The Flow of Funds report came out today, some interesting data points. Consumers and businesses continue to de-lever at record pace but what's more interesting is the precipice local and state governments appear to be hanging over.
Source: Federal Reserve Flow of Funds Report, 3/11/2010.
Forced to deal with increasing unemployment and the associated benefits (see yesterday’s post) and a record drop-off in tax receipts (11% decline from October 2008 to September 2009 according to the Center on Budget and Policy Priorities), 2010 is setting up to be an ugly year. Governors and state legislators continue to prove they lack creativity. Rather than trying to increase the tax base by creating incentives for businesses and people to relocate (Nevada wooing Californians and Florida promoting film production are two examples that come immediately to mind) state-level politicians resorted to raising taxes and fees across the board. The lack of political entrepreneurs is startling.
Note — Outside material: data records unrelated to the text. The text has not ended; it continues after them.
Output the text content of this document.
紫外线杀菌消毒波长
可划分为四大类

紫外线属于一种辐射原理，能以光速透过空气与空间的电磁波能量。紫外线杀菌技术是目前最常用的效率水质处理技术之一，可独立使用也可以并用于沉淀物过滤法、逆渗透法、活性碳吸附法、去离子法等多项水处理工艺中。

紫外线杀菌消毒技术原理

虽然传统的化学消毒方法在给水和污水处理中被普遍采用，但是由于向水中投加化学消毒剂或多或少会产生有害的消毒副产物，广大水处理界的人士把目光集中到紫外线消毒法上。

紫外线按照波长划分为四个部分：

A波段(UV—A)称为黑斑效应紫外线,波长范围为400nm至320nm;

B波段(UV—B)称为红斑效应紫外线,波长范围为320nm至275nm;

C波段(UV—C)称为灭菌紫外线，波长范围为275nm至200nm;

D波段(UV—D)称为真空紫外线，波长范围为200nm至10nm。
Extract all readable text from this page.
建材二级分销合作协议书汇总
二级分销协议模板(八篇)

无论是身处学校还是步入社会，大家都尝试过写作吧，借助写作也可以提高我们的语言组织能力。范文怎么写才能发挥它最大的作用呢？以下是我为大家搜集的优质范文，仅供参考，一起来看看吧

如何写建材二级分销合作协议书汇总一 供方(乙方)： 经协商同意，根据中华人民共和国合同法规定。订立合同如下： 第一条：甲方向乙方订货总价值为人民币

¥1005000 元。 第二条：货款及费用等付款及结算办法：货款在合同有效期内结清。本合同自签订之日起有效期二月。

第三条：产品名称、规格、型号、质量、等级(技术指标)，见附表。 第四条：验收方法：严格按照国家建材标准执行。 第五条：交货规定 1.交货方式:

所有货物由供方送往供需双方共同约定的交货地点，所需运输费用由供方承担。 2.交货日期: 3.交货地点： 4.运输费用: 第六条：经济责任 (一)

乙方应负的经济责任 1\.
"In 33 states, tax changes are increasing annual revenues, relative to what the state otherwise would have collected, by $31.7 billion. Even after accounting for a few states that lowered taxes, net tax changes for 2008-2009 total $29.7 billion in expected revenues, or 3.8 percent of total state revenues." -- Center on Budget and Policy Priorities 3/8/2010The table below says it all.
Source: Center on Budget and Policy Priorities, 3/8/2010.
The $55 billion short-fall is being reflected in the municipal bond market, as credit default swaps (insurance against possible default) continue to rise which will only increase the cost (think interest rate) for issuing new municipal bonds potentially resulting in higher taxes to offset the increased cost of financing.
With the likelihood of Federal tax increases all but guaranteed (yes, letting tax rates "expire" to higher levels is the same as "raising" taxes) and with 33 states having already raised taxes, the noose around the consumer and small businesses is sure to get tighter. Deleveraging will continue and the prospects for growth given the current fact set and policy prescriptions are limited, at best.